The pandemic, the war in Ukraine and labor shortages have also dented domestic supply.

This means that ordinary workers are losing their status, especially those on low and middle incomes.

Inflationary pressures also affect mortgage rates.

“It’s ironic that in Boise, it’s the poster child for a growing city,” Daly said. “Coastal dwellers are moving in, home prices are rising, first-time buyers who grew up in Boise or Idaho are being bid by cash buyers. With rising interest rates and a slowing economy, that has cooled. A little bit, but we need Do more to restore balance.”

The Fed’s goal is to achieve price stability by raising interest rates while avoiding a “severe recession.” Just like the recession the US saw in the early 1980s, inflation lasted for more than a decade.

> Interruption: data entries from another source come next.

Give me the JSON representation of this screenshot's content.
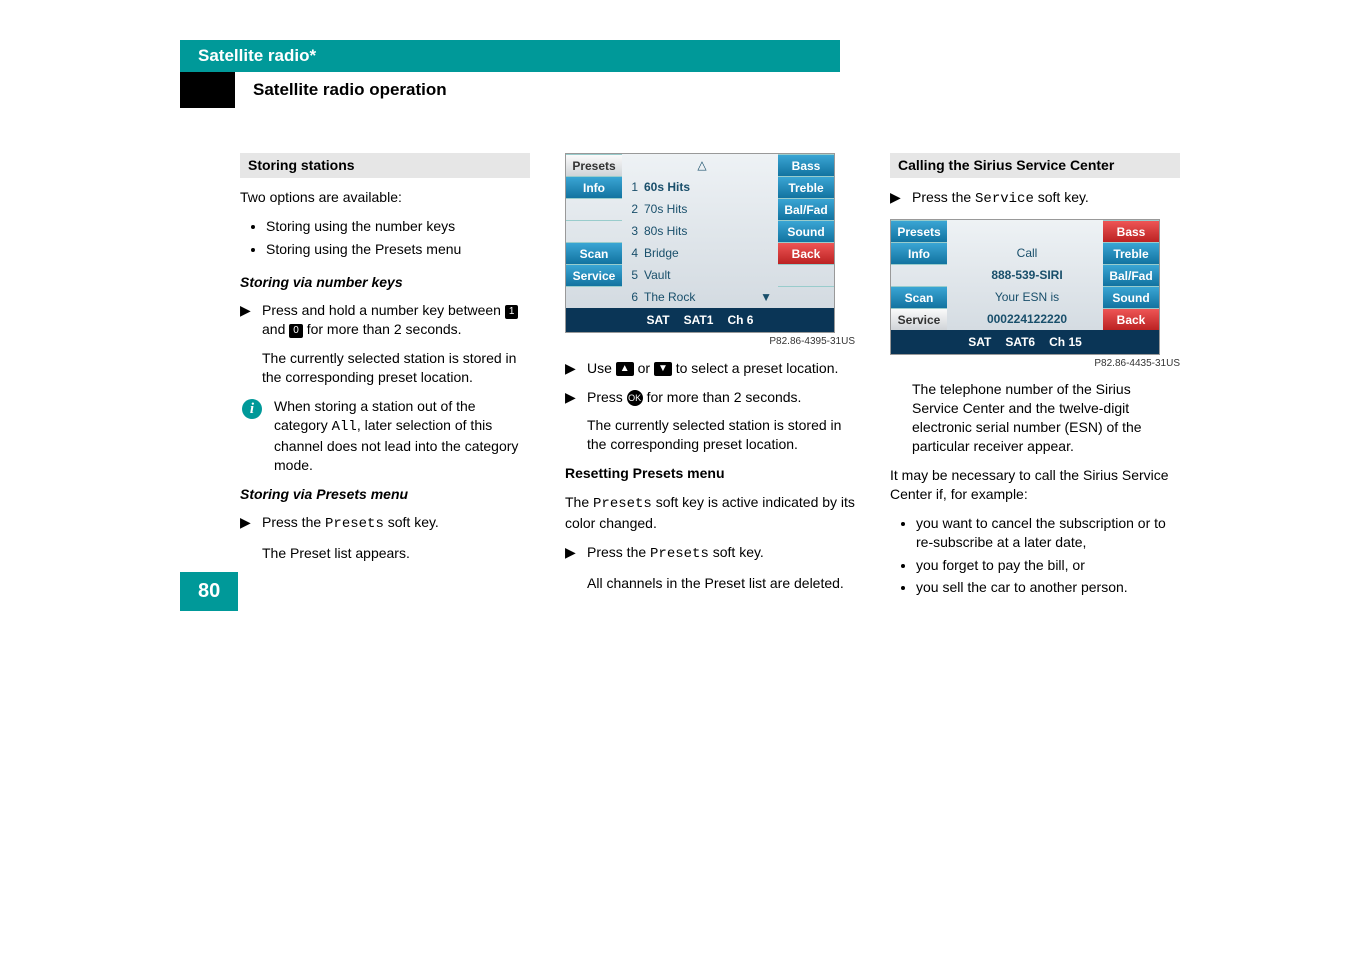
{
  "header": {
    "title": "Satellite radio*",
    "subtitle": "Satellite radio operation"
  },
  "col1": {
    "storing_header": "Storing stations",
    "intro": "Two options are available:",
    "bullets": [
      "Storing using the number keys",
      "Storing using the Presets menu"
    ],
    "via_number": "Storing via number keys",
    "number_step_a": "Press and hold a number key between",
    "number_key_1": "1",
    "number_step_b": "and",
    "number_key_0": "0",
    "number_step_c": "for more than 2 seconds.",
    "number_result": "The currently selected station is stored in the corresponding preset location.",
    "info_text_a": "When storing a station out of the category ",
    "info_all": "All",
    "info_text_b": ", later selection of this channel does not lead into the category mode.",
    "via_presets": "Storing via Presets menu",
    "presets_step_a": "Press the ",
    "presets_soft": "Presets",
    "presets_step_b": " soft key.",
    "preset_list": "The Preset list appears."
  },
  "col2": {
    "screen1": {
      "left": [
        "Presets",
        "Info",
        "",
        "Scan",
        "Service"
      ],
      "right": [
        "Bass",
        "Treble",
        "Bal/Fad",
        "Sound",
        "Back"
      ],
      "rows": [
        {
          "n": "1",
          "t": "60s Hits",
          "bold": true
        },
        {
          "n": "2",
          "t": "70s Hits"
        },
        {
          "n": "3",
          "t": "80s Hits"
        },
        {
          "n": "4",
          "t": "Bridge"
        },
        {
          "n": "5",
          "t": "Vault"
        },
        {
          "n": "6",
          "t": "The Rock"
        }
      ],
      "bottom_left": "SAT",
      "bottom_mid": "SAT1",
      "bottom_right": "Ch 6",
      "caption": "P82.86-4395-31US"
    },
    "use_a": "Use ",
    "use_up": "▲",
    "use_b": " or ",
    "use_dn": "▼",
    "use_c": " to select a preset location.",
    "press_a": "Press ",
    "press_ok": "OK",
    "press_b": " for more than 2 seconds.",
    "stored": "The currently selected station is stored in the corresponding preset location.",
    "reset_header": "Resetting Presets menu",
    "reset_intro_a": "The ",
    "reset_presets": "Presets",
    "reset_intro_b": " soft key is active indicated by its color changed.",
    "reset_step_a": "Press the ",
    "reset_presets2": "Presets",
    "reset_step_b": " soft key.",
    "reset_result": "All channels in the Preset list are deleted."
  },
  "col3": {
    "calling_header": "Calling the Sirius Service Center",
    "service_step_a": "Press the ",
    "service_soft": "Service",
    "service_step_b": " soft key.",
    "screen2": {
      "left": [
        "Presets",
        "Info",
        "",
        "Scan",
        "Service"
      ],
      "right": [
        "Bass",
        "Treble",
        "Bal/Fad",
        "Sound",
        "Back"
      ],
      "center_lines": [
        "Call",
        "888-539-SIRI",
        "Your ESN is",
        "000224122220"
      ],
      "bottom_left": "SAT",
      "bottom_mid": "SAT6",
      "bottom_right": "Ch 15",
      "caption": "P82.86-4435-31US"
    },
    "tel_para": "The telephone number of the Sirius Service Center and the twelve-digit electronic serial number (ESN) of the particular receiver appear.",
    "may_para": "It may be necessary to call the Sirius Service Center if, for example:",
    "bullets": [
      "you want to cancel the subscription or to re-subscribe at a later date,",
      "you forget to pay the bill, or",
      "you sell the car to another person."
    ]
  },
  "page_number": "80"
}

A decade of high inflation has seeped into the psyche of the U.S. economy, Daly said.

That’s not the case with the economy today, Daly said, and inflation expectations and psychology, especially for the 5-year horizon, have been “well anchored” around the 2 percent inflation target.

“The ultimate goal is to provide a sustainable economy where people who want to buy a first or second home can do so without fear of being completely squeezed out of the market,” Daly said.

You can watch Daly’s speech on the Federal Reserve Bank of San Francisco’s website.